MicroRNA‑16/VEGFR2/p38/NF‑κB signaling pathway regulates cell growth of human pituitary neoplasms.

Abstract

The association of microRNA (miRNA) with tumor has gradually become an active medical research field, since its discovery in 1993. The aim of the present study was to clarify how microRNA‑16 expression affects the proliferation and survival of pituitary tumor, revealing its potential mechanism. MicroRNA‑16 expression of pituitary tumor patients was observably declined, compared with the normal group. A high expression of microRNA‑16showed longer survival in pituitary tumor patients, compared to a low expression of microRNA‑16 in pituitary tumor patients. MicroRNA‑16 upregulation effectively decreased cell proliferation and induced apoptosis in HP75 cells. MicroRNA‑16 overexpression effectively induced p27, Bax protein expression and caspase‑3/8 activities, and suppressed phosphorylation-(p)-p38, NF‑κB, MMP‑9 and VEGFR2 protein expression in HP75 cells.

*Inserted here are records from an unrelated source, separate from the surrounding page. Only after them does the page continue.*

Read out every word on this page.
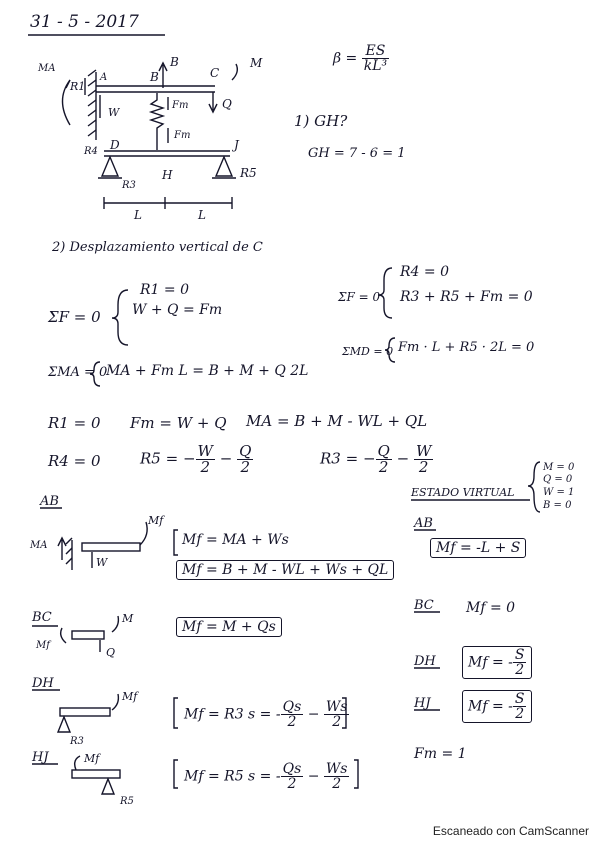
31 - 5 - 2017
$\beta = \frac{ES}{\text{kL³}}$
MA
R1
A	B
B
C
M
W
Q
Fm
Fm
R4 D	J
R3
H	R5
L	L
1) GH?
GH = 7 - 6 = 1
2) Desplazamiento vertical de C
ΣF = 0
R1 = 0
W + Q = Fm
ΣF = 0
R4 = 0
R3 + R5 + Fm = 0
ΣMA = 0
MA + Fm L = B + M + Q 2L
ΣMD = 0 Fm · L + R5 · 2L = 0
R1 = 0 Fm = W + Q MA = B + M - WL + QL
R4 = 0	R5 = − $\frac{W}{2} - \frac{Q}{2}$	R3 = − $\frac{Q}{2} - \frac{W}{2}$
ESTADO VIRTUAL
M = 0
Q = 0
W = 1
B = 0
AB
MA
W
Mf
Mf = MA + Ws
Mf = B + M - WL + Ws + QL
BC
Mf
M
Q
Mf = M + Qs
DH
Mf
R3
Mf = R3 s = - $\frac{Qs}{2} - \frac{Ws}{2}$
HJ	Mf
R5
Mf = R5 s = - $\frac{Qs}{2} - \frac{Ws}{2}$
AB
Mf = -L + S
BC Mf = 0
DH	Mf = - $\frac{S}{2}$
HJ	Mf = - $\frac{S}{2}$
Fm = 1
Escaneado con CamScanner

After VEGFR2 suppression, the effects of microRNA‑16 overexpression on cell proliferation and apoptosis were significantly inhibited in HP75 cells. Moreover, the effects of microRNA‑16 overexpression on p27, Bax protein expression and caspase‑3/8 activities were significantly decreased in HP75 cells after p38 suppression. VEGFR2 or NF‑κB suppression reduced the effects of microRNA‑16 overexpression on p‑p38, NF‑κB, MMP‑9 and VEGFR2 protein expression inhibition in HP75 cells. Our results suggest that microRNA‑16 expression affects the proliferation and angiogenesis of pituitary cancer through the VEGFR2/p38/NF‑κB signaling pathway.